If I were assigned to interview Republican vice presidential nominee Paul Ryan in a “one question, and one question only” scenario, I’d ask him: “Do you do P90X Yoga?”
Perhaps this explains why I’ve never been assigned to cover the race for the White House. But I already know where Ryan stands on issues such as Medicare -- that’s been covered ad nauseam. I’d actually like more coverage, please, on how Ryan manages to stick to his diet-and-fitness regimen while campaigning for the White House.
Granted, I’m a proud member of the P90X cult. But I’m, um, also a P90X dropout. For those who have been living under a rock, P90X is a grueling, bare-knuckled retort to the Jane Fonda home workout VHS tapes (‘member those?) of the 1980s. P90X-ers embark on a rigorous regimen packed with push-ups, pull-ups, squats, leaps, sit-ups and pumps. Every day brings a different routine, so there’s no time to get bored. The roughly hourlong workouts are delivered via DVD, designed to be done in the privacy of one’s living room, or hotel room, with very little equipment.
Since Ryan was picked for veep early last month, he has been on my mind when I consider punking out of my P90X2 workouts. That’s because the media throng has been reporting his daily pilgrimages to the gym where he uses a P90X iPad app to follow the day’s workout regimen.

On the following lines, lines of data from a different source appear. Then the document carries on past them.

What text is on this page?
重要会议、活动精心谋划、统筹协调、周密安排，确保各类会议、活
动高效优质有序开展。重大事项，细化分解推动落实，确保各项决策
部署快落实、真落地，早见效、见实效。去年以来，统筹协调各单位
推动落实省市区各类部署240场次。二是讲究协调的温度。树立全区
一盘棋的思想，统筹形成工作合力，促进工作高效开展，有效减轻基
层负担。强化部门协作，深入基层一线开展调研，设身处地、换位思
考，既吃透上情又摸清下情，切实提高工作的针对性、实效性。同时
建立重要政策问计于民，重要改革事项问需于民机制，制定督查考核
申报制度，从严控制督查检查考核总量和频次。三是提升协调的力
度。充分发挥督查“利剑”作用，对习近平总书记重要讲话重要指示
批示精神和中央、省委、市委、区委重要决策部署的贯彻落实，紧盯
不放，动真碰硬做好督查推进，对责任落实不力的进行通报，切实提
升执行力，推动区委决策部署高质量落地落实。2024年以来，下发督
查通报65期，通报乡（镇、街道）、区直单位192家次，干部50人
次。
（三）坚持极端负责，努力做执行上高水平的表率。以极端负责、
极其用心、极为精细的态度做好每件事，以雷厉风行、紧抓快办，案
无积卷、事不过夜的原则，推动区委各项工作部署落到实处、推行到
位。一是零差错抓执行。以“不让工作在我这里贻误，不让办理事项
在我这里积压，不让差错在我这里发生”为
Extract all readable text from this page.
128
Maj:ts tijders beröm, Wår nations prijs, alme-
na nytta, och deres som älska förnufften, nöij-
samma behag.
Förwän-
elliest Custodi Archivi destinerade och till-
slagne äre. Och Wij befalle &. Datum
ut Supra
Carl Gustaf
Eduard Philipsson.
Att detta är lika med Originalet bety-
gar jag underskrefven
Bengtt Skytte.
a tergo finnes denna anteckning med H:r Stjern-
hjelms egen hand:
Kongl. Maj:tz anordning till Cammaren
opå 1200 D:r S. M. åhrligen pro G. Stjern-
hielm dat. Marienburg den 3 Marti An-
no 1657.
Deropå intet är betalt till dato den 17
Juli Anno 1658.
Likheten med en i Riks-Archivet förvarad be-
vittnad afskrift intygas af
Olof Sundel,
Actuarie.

Warriors try to do the whole program in 90 or so days. Mere mortals take longer -- if they finish at all. A cycle takes roughly 12 weeks. I’ve taken several runs at P90X, and each time I get as far as Week 7 or Week 8 before giving in to the pain. It tells you how difficult the workout program is that many people (like me) lose momentum because of a punishing 90-minute P90X Yoga workout intended to be done once a week. Yes, you read that right. The yoga workout can make a grown woman cry.
As a result, many P90X-ers conveniently skip that part of the program. But as P90X frontman Tony Horton will tell you, you’re not really doing P90X if you cut corners.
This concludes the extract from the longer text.